Andrei Tarkovsky’s 1972 Russian film, Solaris, is a richly woven tapestry of imagery, sound, character, symbolism, and philosophy. The film is based on the novel of the same name by Stanislaw Lem, and the screenplay is written by Fridrikh Gorenshtein and Andrei Tarkovsky. The film explores multiple deep and complex themes, but in this review I would like to focus in particular on the subject of memory. Through its cinematic focus on specific objects, pictures and photographs, and reanimated individuals and landscapes, Solaris highlights the strange transformation that occurs between an actual experience and a memory of that experience, with implications for the way humans construct morality.
The film follows it’s main character, psychologist Chris Kelvin (played by Donatas Banionis), as he travels out to a space station, which is positioned over an ocean on an alien planet named Solaris. Chris is meant to evaluate the three remaining scientists onboard who are reportedly experiencing strange hallucinations and other psychological troubles, and also to evaluate the mission for its lack of research productivity. Shortly after arriving, Chris himself is visited by his long dead wife and is forced to reconcile with her and with himself over the course of the rest of the movie.
Tarkovsky utilizes long shots, constant camera motion through panning and tilting, and unique angles to create a dreamlike quality in the film and to allow the visual imagery to take precedence over other elements such as dialogue, plot, or soundtrack. The natural imagery that opens the story—grasses flowing beneath water and lush greenery—is juxtaposed to great effect with the sterile destruction of the space station.
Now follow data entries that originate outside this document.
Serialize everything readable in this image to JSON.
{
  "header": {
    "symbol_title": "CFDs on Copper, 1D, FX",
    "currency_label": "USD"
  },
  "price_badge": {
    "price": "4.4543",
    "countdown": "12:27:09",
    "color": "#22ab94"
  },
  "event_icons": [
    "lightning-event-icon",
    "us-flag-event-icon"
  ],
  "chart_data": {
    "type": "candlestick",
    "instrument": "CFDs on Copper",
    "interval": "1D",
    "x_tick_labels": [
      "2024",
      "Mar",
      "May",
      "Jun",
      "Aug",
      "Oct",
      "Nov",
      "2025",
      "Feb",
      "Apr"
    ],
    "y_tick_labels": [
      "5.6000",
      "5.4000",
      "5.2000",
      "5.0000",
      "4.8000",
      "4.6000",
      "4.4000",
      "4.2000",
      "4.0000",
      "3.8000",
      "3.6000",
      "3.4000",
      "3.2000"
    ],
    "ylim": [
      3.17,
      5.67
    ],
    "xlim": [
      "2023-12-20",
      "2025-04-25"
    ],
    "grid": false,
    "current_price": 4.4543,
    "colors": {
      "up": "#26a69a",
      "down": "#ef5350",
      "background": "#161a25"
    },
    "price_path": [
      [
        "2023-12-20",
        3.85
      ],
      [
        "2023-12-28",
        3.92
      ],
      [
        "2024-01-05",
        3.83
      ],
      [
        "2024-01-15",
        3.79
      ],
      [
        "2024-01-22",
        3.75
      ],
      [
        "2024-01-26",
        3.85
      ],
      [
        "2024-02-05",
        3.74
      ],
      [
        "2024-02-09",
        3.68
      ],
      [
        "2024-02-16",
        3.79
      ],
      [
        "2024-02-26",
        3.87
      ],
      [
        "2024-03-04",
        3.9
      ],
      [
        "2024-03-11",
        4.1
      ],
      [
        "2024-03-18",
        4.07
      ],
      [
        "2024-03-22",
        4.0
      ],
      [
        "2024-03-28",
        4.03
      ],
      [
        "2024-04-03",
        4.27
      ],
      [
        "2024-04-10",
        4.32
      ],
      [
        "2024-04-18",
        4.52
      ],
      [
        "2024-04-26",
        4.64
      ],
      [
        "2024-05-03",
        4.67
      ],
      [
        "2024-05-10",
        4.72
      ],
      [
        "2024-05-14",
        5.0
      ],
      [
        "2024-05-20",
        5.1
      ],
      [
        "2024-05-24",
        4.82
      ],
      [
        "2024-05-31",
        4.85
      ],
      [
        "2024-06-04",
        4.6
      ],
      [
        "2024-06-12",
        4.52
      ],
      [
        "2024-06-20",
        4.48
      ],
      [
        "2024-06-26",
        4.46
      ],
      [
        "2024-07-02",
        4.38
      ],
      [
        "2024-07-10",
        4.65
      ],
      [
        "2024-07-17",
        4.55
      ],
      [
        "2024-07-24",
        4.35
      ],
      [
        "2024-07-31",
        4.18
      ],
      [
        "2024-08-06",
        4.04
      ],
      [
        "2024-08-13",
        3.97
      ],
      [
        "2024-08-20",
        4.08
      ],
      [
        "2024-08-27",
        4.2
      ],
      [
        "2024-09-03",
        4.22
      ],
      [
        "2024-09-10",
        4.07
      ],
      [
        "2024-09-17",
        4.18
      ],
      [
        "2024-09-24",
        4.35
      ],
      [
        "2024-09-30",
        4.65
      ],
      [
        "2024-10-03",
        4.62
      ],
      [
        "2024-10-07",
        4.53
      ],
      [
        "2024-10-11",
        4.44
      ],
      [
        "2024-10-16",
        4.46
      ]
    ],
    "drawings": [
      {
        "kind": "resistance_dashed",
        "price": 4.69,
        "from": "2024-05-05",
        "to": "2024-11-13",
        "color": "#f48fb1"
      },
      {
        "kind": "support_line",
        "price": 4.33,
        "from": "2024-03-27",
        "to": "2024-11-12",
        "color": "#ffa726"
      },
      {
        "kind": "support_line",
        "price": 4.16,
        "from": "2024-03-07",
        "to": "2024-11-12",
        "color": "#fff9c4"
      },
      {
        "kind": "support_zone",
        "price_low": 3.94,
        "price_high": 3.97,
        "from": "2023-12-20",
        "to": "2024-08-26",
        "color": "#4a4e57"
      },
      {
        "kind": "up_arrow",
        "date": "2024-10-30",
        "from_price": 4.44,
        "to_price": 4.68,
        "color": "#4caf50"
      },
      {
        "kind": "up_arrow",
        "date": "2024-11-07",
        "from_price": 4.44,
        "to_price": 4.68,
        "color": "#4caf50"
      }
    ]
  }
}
The low-volume soundtrack, with its electric version of a Bach chorale, mirrors the underlying tension between new discovery and nostalgia for the past that runs as a thread throughout the story and drives the plot slowly forward.
One of the most innovative and fascinating things the film does, however, is in its explorations of memory. The scientists on the station inform Chris that in response to their X-ray probes of it, the alien ocean sent its own probes which took shreds of memories from their heads and created “visitors” from these scraps of memory. One of the films most profound conflicts comes from this resurrection of Chris’s dead wife, Hira, out of his memories of her. From a photograph of her that Chris carries with him in his bag, it is clear that the memory she was created from comes directly from how she was at the moment the photo was taken. The implication is that the memory he has of her is based less on the true experience of who she was and more on the object-image he has used to represent her.
Later on, the replica Hira begins to understand that she is not the real Hira, and she and Chris engage in the recall of a memory about his mother. Significantly, the scene is shot from behind the characters as they speak in front of mirror. We watch not them but their reflections as they try to piece together an event that he lived through and she did not, a scene which she is only able to participate in through a home video that Chris shows her. Again, this underscores the displacement of real life experience into image or replica, and explores the idea that what humans understand about who they are, where they come from, and even how their consciences are constructed comes from this flattened, two-dimensional space of memory.
Towards the film’s climax, Chris exclaims in a feverish state that, “Shame is the feeling that will save humanity.” Shame is a mostly reflective emotion. It occurs after the event in question, looking back on it and realizing that an action that has already been taken was morally wrong. This is one of Tarkovsky’s most powerful messages: through image and object it is necessary to reflect on, heal, and honor the past to build a stronger morality on which to rest the future.